Candy making is the preparation and cookery of candies and sugar confections. Outside of the US the general term used is confectionery . Candy making includes the preparation of many various candies, such as hard candies, jelly beans, gumdrops, taffy, liquorice, cotton candy, chocolates and chocolate truffles, dragées, fudge, caramel candy, and toffee.

Candy is made by dissolving sugar in water or milk to form a syrup, which is boiled until it reaches the desired concentration or starts to caramelize. The type of candy depends on the ingredients and how long the mixture is boiled. Candy comes in a wide variety of textures, from soft and chewy to hard and brittle.

A confectioner is a person who makes candy or chocolate. A chocolatier is a person who prepares confectionery from chocolate, and is distinct from a chocolate maker, who creates chocolate from cacao beans and other ingredients.

== History ==
The technology for candy making has generally kept pace with the technology of the times. For example, when steam power became common in textile and engineering factories, steam power was also used in candy factories.

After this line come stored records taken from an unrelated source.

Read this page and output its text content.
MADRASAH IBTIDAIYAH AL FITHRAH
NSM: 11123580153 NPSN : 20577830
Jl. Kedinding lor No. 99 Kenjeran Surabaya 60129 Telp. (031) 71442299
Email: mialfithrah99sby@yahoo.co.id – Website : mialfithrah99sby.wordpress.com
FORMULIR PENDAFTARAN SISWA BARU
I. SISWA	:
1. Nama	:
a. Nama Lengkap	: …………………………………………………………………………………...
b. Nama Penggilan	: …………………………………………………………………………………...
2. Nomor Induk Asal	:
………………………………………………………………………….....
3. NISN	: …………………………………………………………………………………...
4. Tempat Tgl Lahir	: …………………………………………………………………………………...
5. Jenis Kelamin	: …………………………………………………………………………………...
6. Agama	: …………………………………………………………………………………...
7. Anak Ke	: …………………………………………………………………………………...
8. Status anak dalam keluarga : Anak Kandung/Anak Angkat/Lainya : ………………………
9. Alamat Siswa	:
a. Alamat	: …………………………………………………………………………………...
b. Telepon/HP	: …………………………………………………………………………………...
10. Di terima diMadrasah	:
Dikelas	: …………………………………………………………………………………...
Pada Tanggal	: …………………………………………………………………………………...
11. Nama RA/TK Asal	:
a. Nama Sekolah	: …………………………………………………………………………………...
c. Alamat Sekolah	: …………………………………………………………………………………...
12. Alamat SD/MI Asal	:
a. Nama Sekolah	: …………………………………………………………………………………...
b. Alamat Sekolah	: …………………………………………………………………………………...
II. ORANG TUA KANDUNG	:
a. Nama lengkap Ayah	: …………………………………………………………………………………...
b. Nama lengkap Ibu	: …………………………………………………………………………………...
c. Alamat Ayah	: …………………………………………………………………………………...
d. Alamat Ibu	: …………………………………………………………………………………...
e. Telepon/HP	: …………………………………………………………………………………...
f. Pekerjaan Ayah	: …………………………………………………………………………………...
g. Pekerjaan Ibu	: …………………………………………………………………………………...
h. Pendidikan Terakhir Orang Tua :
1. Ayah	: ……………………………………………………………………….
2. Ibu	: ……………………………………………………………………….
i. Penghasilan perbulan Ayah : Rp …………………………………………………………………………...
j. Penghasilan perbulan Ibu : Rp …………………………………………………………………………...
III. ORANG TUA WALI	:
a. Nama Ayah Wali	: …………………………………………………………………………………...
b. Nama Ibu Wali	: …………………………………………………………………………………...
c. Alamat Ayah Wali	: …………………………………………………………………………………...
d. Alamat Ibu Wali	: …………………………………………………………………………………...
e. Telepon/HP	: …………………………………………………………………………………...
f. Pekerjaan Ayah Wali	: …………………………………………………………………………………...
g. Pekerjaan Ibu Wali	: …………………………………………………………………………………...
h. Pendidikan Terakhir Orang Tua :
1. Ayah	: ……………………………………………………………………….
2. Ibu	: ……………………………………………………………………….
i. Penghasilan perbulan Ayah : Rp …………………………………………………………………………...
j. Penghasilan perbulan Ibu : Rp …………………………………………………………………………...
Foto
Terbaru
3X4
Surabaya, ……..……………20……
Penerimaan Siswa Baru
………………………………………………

Candy making and consumption increased due to the importation of sugar into Britain during the Tudor period. It increased greatly during the Industrial Revolution in the 19th century. Candy had previously been made by hand, either occasionally at home or by specialists in small, local businesses. Increased mechanization caused prices to drop and production to increase.

A way for candy makers to show that a candy was trademarked was to stamp an image or initials on the candy.

In the late 19th century and especially the early 20th century, industrial candy making was almost exclusively a masculine affair, and home-based candy making was a feminine affair. Candy was considered sweet and dainty, so making it at home, giving it away to friends, and perhaps selling small amounts in the local area, conformed with the Western gender roles for women of the time. Most women making and selling candy did so only seasonally or for a little extra money; they rarely earned enough to support themselves or their families. Despite several large brands being named after women or otherwise capitalizing on wholesome, feminine, and maternal images, very few were owned or operated by women.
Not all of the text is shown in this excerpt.